I refer you to Mr Rundle’s piece earlier this week re nausea and disgust.
Let Canavan rage against physics.
He’s always been a stupid young fuckwit.
Now he’s being schooled by even Glencore, after all he’s done for the coal industry…
‘Gee, how good is mining?’ muses our vacuous PM, quite possibly not rhetorically.
The mining industry is increasingly seeing itself as ill-served by its gauche hired hands at the MC and in parliament.
It’s really bullshit from Glencor though. They already have most of their applications approved and they are capping their production, not reducing it. Paris targets blah, blah, blah
True, but the MC have hired Canavan for PR and he’s obviously keener on clearing scrub.
High hopes Bernard?
You may still harbour some hope for an absolutely hopeless government – most of us just want them gone, and gone for a long time.
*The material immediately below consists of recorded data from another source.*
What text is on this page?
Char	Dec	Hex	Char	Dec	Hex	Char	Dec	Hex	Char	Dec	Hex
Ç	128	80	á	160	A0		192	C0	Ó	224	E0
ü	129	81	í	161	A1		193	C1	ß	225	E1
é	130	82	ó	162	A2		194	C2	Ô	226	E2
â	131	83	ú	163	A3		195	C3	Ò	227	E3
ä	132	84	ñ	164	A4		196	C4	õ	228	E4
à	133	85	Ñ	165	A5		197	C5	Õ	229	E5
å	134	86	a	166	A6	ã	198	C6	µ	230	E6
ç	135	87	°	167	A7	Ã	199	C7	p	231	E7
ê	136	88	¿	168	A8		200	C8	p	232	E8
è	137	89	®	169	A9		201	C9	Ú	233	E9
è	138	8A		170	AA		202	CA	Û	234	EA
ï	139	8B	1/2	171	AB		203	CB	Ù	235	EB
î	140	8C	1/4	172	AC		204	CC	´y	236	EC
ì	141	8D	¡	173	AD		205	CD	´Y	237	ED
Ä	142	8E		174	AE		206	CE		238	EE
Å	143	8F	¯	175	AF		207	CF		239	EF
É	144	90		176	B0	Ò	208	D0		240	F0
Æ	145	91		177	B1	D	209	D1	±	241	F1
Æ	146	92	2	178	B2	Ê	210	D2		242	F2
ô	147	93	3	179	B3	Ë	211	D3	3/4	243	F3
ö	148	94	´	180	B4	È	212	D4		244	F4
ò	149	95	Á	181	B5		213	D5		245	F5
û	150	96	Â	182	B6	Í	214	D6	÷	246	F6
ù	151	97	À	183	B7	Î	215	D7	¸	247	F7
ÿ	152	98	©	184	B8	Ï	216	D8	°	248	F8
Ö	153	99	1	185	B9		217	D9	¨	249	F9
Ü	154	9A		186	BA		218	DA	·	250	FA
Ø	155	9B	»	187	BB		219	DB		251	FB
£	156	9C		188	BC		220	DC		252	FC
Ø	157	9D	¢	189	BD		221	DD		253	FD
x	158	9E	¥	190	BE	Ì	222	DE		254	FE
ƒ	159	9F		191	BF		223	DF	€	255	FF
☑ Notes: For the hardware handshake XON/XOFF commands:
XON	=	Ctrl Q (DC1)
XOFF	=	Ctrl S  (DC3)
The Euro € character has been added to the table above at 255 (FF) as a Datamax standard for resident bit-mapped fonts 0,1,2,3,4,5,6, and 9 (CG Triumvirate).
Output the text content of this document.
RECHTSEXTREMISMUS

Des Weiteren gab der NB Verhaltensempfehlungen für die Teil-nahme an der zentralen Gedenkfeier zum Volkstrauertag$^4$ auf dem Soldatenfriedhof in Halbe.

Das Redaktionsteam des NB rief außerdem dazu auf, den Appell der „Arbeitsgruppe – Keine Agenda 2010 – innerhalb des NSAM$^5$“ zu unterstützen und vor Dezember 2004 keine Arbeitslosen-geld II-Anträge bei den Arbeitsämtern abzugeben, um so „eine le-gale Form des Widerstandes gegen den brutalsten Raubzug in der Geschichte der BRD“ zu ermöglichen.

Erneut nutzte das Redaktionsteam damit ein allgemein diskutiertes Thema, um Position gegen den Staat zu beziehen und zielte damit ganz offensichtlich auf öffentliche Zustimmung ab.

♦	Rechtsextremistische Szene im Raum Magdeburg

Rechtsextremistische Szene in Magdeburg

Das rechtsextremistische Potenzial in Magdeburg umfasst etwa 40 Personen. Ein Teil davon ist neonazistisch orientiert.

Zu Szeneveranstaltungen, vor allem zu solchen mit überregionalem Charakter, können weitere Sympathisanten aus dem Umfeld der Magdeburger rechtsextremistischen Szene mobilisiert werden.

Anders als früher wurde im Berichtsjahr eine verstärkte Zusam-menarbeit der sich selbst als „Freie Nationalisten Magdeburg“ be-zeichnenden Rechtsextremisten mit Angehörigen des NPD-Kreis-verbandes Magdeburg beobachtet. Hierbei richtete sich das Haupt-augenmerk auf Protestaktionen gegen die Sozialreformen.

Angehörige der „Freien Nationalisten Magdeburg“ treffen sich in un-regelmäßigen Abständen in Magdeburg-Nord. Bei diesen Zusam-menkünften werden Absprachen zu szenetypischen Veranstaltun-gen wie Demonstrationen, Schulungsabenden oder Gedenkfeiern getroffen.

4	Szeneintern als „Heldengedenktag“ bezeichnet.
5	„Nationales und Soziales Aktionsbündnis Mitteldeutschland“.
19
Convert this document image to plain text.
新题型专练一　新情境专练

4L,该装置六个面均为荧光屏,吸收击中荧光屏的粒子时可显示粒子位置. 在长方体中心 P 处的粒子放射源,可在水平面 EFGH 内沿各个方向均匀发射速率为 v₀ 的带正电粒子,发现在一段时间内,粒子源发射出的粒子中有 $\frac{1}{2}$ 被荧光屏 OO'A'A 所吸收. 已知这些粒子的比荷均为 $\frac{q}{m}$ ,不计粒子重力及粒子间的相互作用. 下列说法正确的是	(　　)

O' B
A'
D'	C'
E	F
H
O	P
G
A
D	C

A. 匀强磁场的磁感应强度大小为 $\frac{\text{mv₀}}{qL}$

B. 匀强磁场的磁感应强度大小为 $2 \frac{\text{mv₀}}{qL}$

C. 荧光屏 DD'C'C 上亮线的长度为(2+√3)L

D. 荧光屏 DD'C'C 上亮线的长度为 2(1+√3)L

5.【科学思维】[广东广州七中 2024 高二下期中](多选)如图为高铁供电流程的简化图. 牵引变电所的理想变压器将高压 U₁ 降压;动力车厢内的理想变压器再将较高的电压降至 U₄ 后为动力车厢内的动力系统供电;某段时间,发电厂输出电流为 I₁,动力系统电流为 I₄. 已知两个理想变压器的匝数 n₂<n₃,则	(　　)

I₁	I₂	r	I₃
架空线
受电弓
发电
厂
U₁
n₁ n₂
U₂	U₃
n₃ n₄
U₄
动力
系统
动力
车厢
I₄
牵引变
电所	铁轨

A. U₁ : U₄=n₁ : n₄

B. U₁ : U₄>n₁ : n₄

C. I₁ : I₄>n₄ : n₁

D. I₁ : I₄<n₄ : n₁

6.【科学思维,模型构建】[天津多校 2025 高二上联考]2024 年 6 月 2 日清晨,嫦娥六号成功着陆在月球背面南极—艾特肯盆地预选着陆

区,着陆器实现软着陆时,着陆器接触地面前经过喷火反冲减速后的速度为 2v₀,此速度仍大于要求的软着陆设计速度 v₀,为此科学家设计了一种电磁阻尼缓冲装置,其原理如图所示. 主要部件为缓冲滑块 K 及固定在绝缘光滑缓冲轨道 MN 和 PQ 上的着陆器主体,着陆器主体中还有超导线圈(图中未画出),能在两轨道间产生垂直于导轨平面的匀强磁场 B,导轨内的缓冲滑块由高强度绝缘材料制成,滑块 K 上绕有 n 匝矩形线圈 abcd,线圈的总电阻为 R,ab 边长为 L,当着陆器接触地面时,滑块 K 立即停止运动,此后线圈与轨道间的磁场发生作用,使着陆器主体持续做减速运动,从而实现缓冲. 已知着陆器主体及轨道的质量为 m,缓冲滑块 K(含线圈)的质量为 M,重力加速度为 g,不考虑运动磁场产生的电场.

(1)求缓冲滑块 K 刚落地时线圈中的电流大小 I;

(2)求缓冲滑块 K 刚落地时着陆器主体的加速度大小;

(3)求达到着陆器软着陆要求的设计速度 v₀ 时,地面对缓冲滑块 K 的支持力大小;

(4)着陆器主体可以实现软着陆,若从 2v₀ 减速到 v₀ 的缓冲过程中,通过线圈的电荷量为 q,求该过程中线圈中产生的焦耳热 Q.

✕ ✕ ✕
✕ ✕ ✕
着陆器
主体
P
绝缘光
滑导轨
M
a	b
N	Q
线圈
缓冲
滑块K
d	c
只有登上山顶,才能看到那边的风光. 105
Bernd, I know it’s good to be a worry wort and that an election isn’t over until it’s over, but but I’ve decided as I am sure many others have also. And I am going to vote to toss these bums out. as they say in America.
I’ve had it up to here (motioning my hand to be level with my forehead). I just can’t stomach ScoMo’s arrogant evangelical sermonizing and Freydenburg’s jingoistic lack of discernment. This regime has been the cruelest I have known, except for Donald Trump’s fascism. And worse every grand scheme they conjure up to manipulate the electorate they fuck it up and it costs us billions (Christmas Island reopening anyone?). I hate everything the LNP stands for and had we the pleasure of living in the time of William Wallace and Edward Longshanks, hung, drawn and quartering would be too good for them.
So the campaign is over for me and voting will just have to do. I now go into monkish silence until next time. Cheers.
spot on
Hear hear!
Thank you for that, David.
You saved me a lot of typing.
Yes David, this rotten carcass of a government needs to be dragged out and buried
Bernard says: “If the point is providing medical treatment that can’t be provided on Pacific islands, and that treatment can be provided on Christmas Island, the only possible objection is cost, no matter how malicious the government’s intentions are.” In the same issue Greg Barns refers to “the well documented lack of medical facilities on Christmas Island”. I wonder how many millions the government’s malicious intentions will cost the taxpayers?